Gas assisted injection is a more advanced molding technique compared to the conventional injection molding process. In this process, an inert gas is injected under pressure in the molten resin which has been previously introduced in the mold's cavity. Usually, the resin is allowed to fill partially the cavity. In very specific cases, a simultaneous injection of both the resin and the gas is preferred.

The purpose of injecting gas in the cavity is not to cause a fluid mixture of molten resin and gas; but instead to have the gas (usually nitrogen) displace the resin towards the volume of the cavity which has not been filled yet, thus leaving an internal channel without resin formed by the flow of gas. A second important function of the gas action in the injection molding process is to reach the widest cavity's sections so that resins have a good contact with the mold's walls in order to improve the superficial termination of the injected part. This last function is equivalent to improving or increasing a good pressing effect of the resin inside the mold. All the other features that are frequently attributed to the gas assisted injection molding are considered as benefits of the process; however they do not comprise the basic part of the process' mechanical aspects.

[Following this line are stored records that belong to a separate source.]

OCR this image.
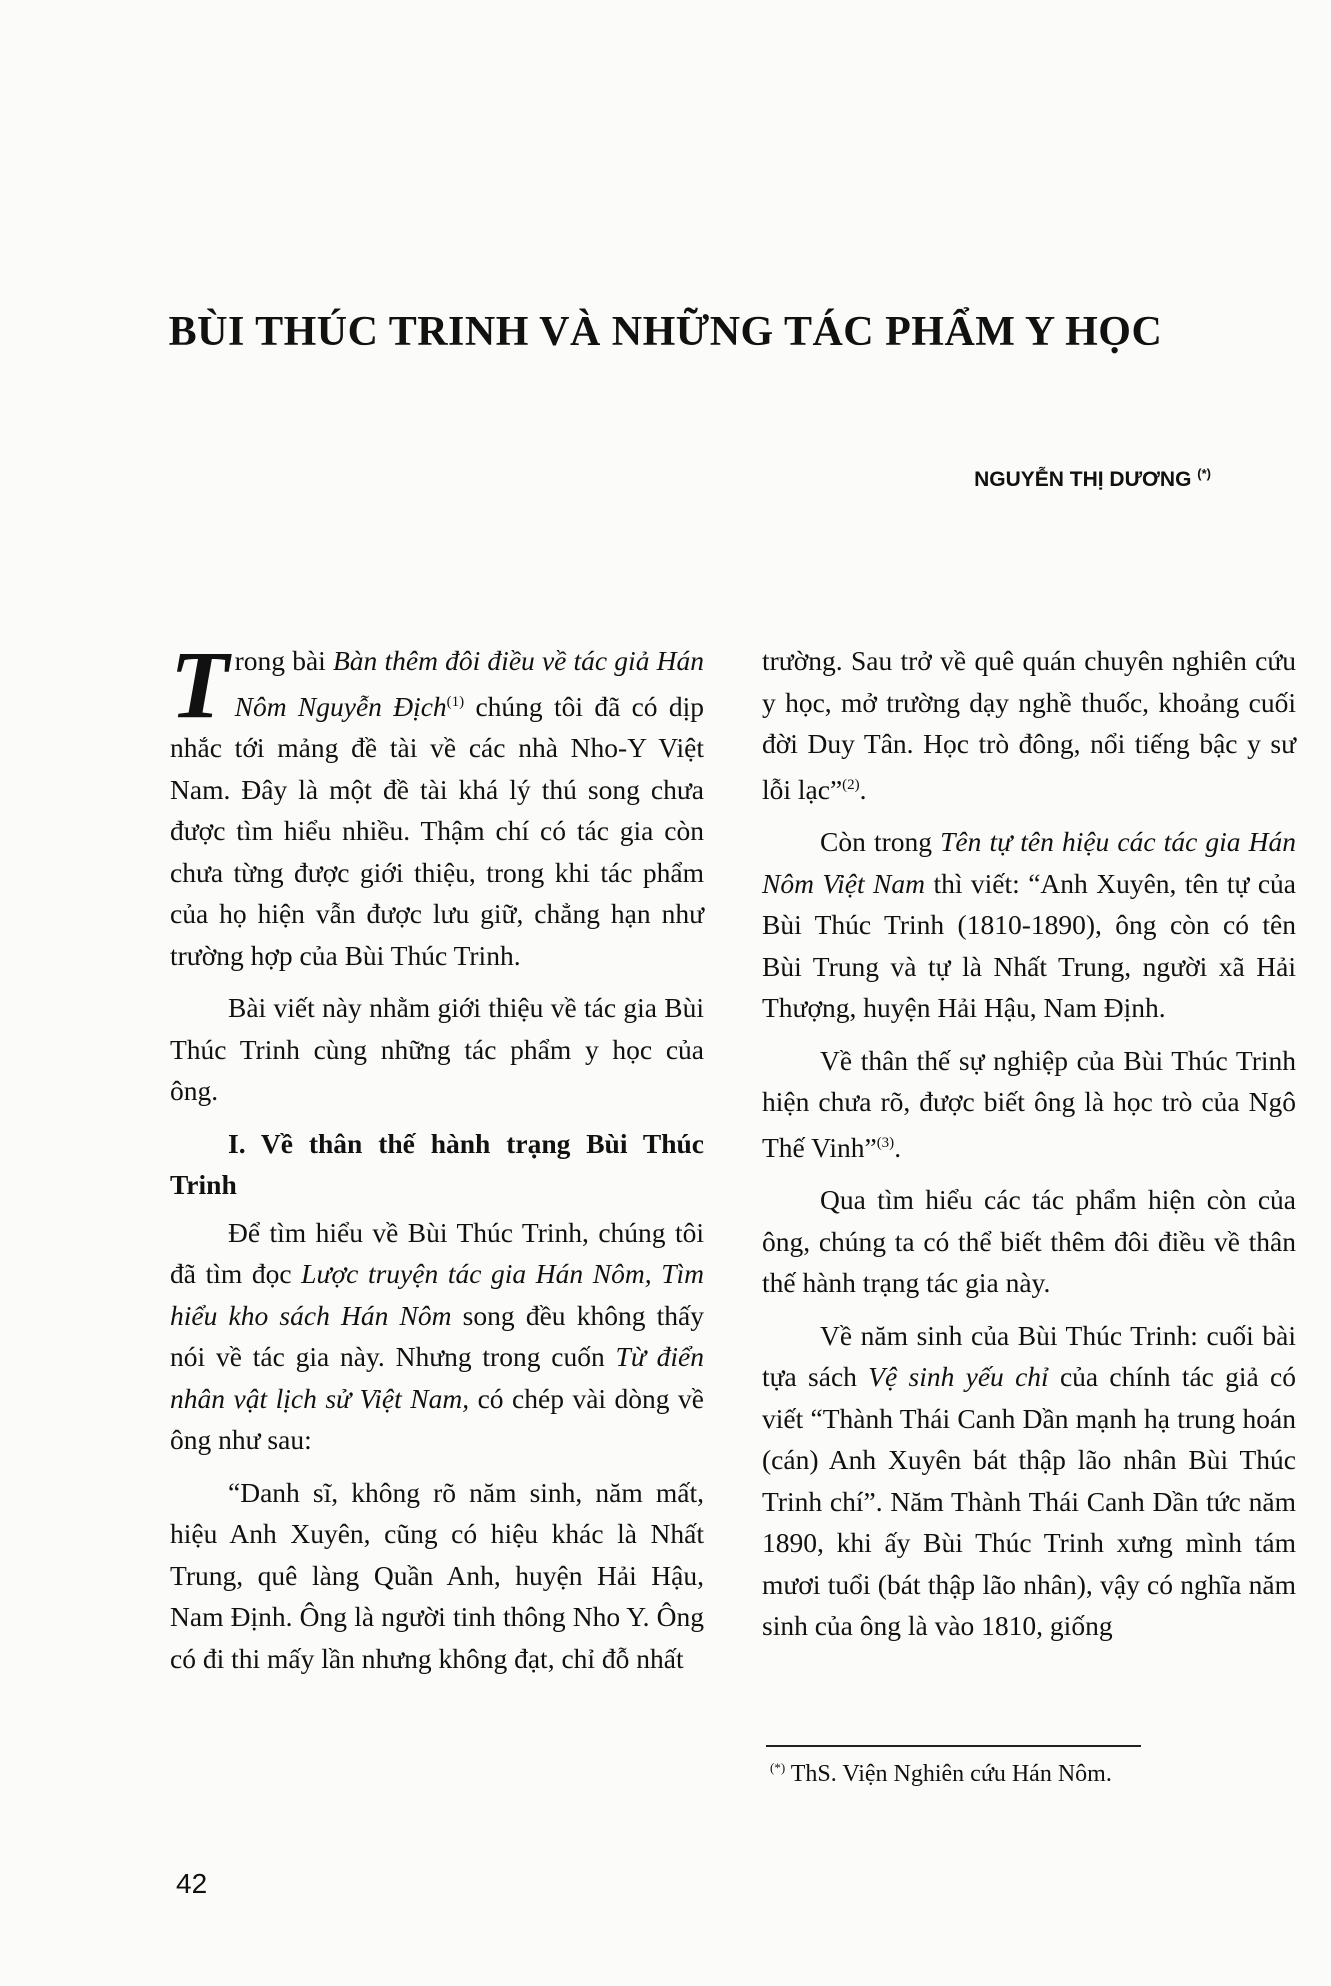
BÙI THÚC TRINH VÀ NHỮNG TÁC PHẨM Y HỌC

NGUYỄN THỊ DƯƠNG (*)

Trong bài Bàn thêm đôi điều về tác giả Hán Nôm Nguyễn Địch$^{(1)}$ chúng tôi đã có dịp nhắc tới mảng đề tài về các nhà Nho-Y Việt Nam. Đây là một đề tài khá lý thú song chưa được tìm hiểu nhiều. Thậm chí có tác gia còn chưa từng được giới thiệu, trong khi tác phẩm của họ hiện vẫn được lưu giữ, chẳng hạn như trường hợp của Bùi Thúc Trinh.

Bài viết này nhằm giới thiệu về tác gia Bùi Thúc Trinh cùng những tác phẩm y học của ông.

I. Về thân thế hành trạng Bùi Thúc Trinh

Để tìm hiểu về Bùi Thúc Trinh, chúng tôi đã tìm đọc Lược truyện tác gia Hán Nôm, Tìm hiểu kho sách Hán Nôm song đều không thấy nói về tác gia này. Nhưng trong cuốn Từ điển nhân vật lịch sử Việt Nam, có chép vài dòng về ông như sau:

“Danh sĩ, không rõ năm sinh, năm mất, hiệu Anh Xuyên, cũng có hiệu khác là Nhất Trung, quê làng Quần Anh, huyện Hải Hậu, Nam Định. Ông là người tinh thông Nho Y. Ông có đi thi mấy lần nhưng không đạt, chỉ đỗ nhất

trường. Sau trở về quê quán chuyên nghiên cứu y học, mở trường dạy nghề thuốc, khoảng cuối đời Duy Tân. Học trò đông, nổi tiếng bậc y sư lỗi lạc”$^{(2)}$.

Còn trong Tên tự tên hiệu các tác gia Hán Nôm Việt Nam thì viết: “Anh Xuyên, tên tự của Bùi Thúc Trinh (1810-1890), ông còn có tên Bùi Trung và tự là Nhất Trung, người xã Hải Thượng, huyện Hải Hậu, Nam Định.

Về thân thế sự nghiệp của Bùi Thúc Trinh hiện chưa rõ, được biết ông là học trò của Ngô Thế Vinh”$^{(3)}$.

Qua tìm hiểu các tác phẩm hiện còn của ông, chúng ta có thể biết thêm đôi điều về thân thế hành trạng tác gia này.

Về năm sinh của Bùi Thúc Trinh: cuối bài tựa sách Vệ sinh yếu chỉ của chính tác giả có viết “Thành Thái Canh Dần mạnh hạ trung hoán (cán) Anh Xuyên bát thập lão nhân Bùi Thúc Trinh chí”. Năm Thành Thái Canh Dần tức năm 1890, khi ấy Bùi Thúc Trinh xưng mình tám mươi tuổi (bát thập lão nhân), vậy có nghĩa năm sinh của ông là vào 1810, giống

(*) ThS. Viện Nghiên cứu Hán Nôm.

42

When separated injection of the phases is performed in the gas assisted injection molding, an internal pressure differential is created in the mold. In many occasions this fact is not taken into consideration and in such cases undesirable results can be achieved concerning the quality of the product. For example, one of the fluids is highly compressible (nitrogen gas) and the other fluid (molten resin) is relatively incompressible. Both fluids however, can move inside the cavity of the mold. The points of multiple injections (of the gas or of the resin) directly influence the movement of the two fluids, while the resin is still in a molten state. Therefore, the success of the gas assisted injection molding depends on the position of resin injection gates, on the gas and on the flow pattern of the resin that is introduced into the mold.

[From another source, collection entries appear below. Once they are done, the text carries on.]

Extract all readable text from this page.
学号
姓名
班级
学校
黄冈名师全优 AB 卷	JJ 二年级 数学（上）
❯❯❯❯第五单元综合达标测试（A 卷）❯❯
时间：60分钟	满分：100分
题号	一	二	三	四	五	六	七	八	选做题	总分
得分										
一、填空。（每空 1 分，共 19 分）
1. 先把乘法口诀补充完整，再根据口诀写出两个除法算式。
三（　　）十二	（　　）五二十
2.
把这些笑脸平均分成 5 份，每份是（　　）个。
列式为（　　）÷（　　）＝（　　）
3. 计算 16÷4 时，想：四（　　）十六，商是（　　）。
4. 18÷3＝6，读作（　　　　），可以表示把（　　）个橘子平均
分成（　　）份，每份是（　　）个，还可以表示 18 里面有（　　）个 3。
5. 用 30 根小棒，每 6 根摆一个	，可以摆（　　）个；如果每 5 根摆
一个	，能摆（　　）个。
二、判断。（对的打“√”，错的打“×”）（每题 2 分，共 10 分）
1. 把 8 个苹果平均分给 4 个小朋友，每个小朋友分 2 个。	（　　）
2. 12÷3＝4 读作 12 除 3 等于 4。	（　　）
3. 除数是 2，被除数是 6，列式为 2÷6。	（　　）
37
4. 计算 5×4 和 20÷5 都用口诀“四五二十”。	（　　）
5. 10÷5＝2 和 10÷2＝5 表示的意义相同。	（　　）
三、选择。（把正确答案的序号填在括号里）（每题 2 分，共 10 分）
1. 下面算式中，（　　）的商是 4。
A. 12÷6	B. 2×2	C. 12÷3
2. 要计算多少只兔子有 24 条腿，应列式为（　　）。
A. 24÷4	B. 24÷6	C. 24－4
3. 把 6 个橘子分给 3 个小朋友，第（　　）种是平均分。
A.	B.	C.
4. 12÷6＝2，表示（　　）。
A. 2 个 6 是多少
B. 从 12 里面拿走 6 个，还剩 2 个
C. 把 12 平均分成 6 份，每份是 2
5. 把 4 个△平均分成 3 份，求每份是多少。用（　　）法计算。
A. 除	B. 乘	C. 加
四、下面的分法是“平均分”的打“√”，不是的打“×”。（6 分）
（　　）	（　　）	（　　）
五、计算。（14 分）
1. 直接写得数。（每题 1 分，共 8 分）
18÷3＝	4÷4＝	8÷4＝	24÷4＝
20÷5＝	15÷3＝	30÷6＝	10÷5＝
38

This kind of molding is a high speed and low pressure process, where a short injection in the cavity of the mold takes place, and where the mold filling is completed by injecting a second fluid; in this case, nitrogen gas is at a much lower pressure than the pressure which is experienced in conventional injection molding. The second phase of the resin filling in the mold is achieved thanks to nitrogen injection, and the flow of the resin in this second phase is facilitated by the displacement caused by such gas, which pushes the resin towards the areas of low pressure of the mold, which are still empty.

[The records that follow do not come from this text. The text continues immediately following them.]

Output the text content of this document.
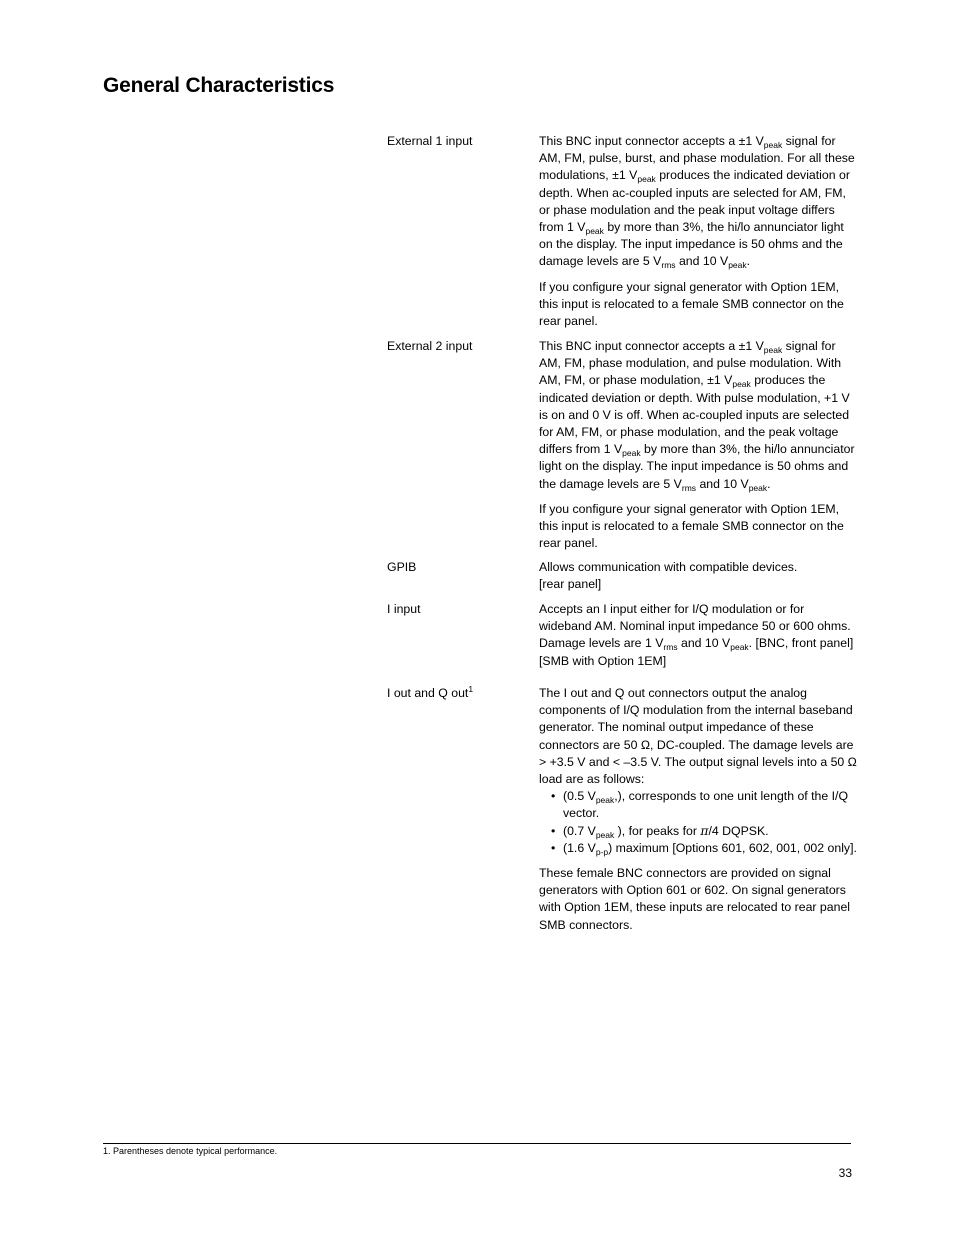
General Characteristics
External 1 input	This BNC input connector accepts a ±1 $V_{peak}$ signal for AM, FM, pulse, burst, and phase modulation. For all these modulations, ±1 $V_{peak}$ produces the indicated deviation or depth. When ac-coupled inputs are selected for AM, FM, or phase modulation and the peak input voltage differs from 1 $V_{peak}$ by more than 3%, the hi/lo annunciator light on the display. The input impedance is 50 ohms and the damage levels are 5 $V_{rms}$ and 10 $V_{peak}$.

If you configure your signal generator with Option 1EM, this input is relocated to a female SMB connector on the rear panel.

External 2 input	This BNC input connector accepts a ±1 $V_{peak}$ signal for AM, FM, phase modulation, and pulse modulation. With AM, FM, or phase modulation, ±1 $V_{peak}$ produces the indicated deviation or depth. With pulse modulation, +1 V is on and 0 V is off. When ac-coupled inputs are selected for AM, FM, or phase modulation, and the peak voltage differs from 1 $V_{peak}$ by more than 3%, the hi/lo annunciator light on the display. The input impedance is 50 ohms and the damage levels are 5 $V_{rms}$ and 10 $V_{peak}$.

If you configure your signal generator with Option 1EM, this input is relocated to a female SMB connector on the rear panel.

GPIB	Allows communication with compatible devices.
[rear panel]
I input	Accepts an I input either for I/Q modulation or for wideband AM. Nominal input impedance 50 or 600 ohms. Damage levels are 1 $V_{rms}$ and 10 $V_{peak}$. [BNC, front panel]
[SMB with Option 1EM]
I out and Q out$^1$	The I out and Q out connectors output the analog components of I/Q modulation from the internal baseband generator. The nominal output impedance of these connectors are 50 Ω, DC-coupled. The damage levels are > +3.5 V and < –3.5 V. The output signal levels into a 50 Ω load are as follows:

• (0.5 $V_{peak}$,), corresponds to one unit length of the I/Q vector.
• (0.7 $V_{peak}$ ), for peaks for π/4 DQPSK.
• (1.6 $V_{p-p}$) maximum [Options 601, 602, 001, 002 only].

These female BNC connectors are provided on signal generators with Option 601 or 602. On signal generators with Option 1EM, these inputs are relocated to rear panel SMB connectors.

1. Parentheses denote typical performance.
33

It is important to keep in mind that the gas assisted injection molding is only a modification of the conventional injection molding, and that the basic principles will not change simply because a gas is used in the second phase of the mold filling. The gas provides a solution to reduce or to eliminate certain faulty features of the conventional process. Basic considerations are kept in mind in the conventional process, such considerations are: parts geometry, wall thickness, gates localization, flow longitude inside the mold, air vent and the way of carrying out the reinforcement of the mold filling. In gas assisted injection molding, considerations are parallel, but in many cases the operation tolerances are wider in the modified process.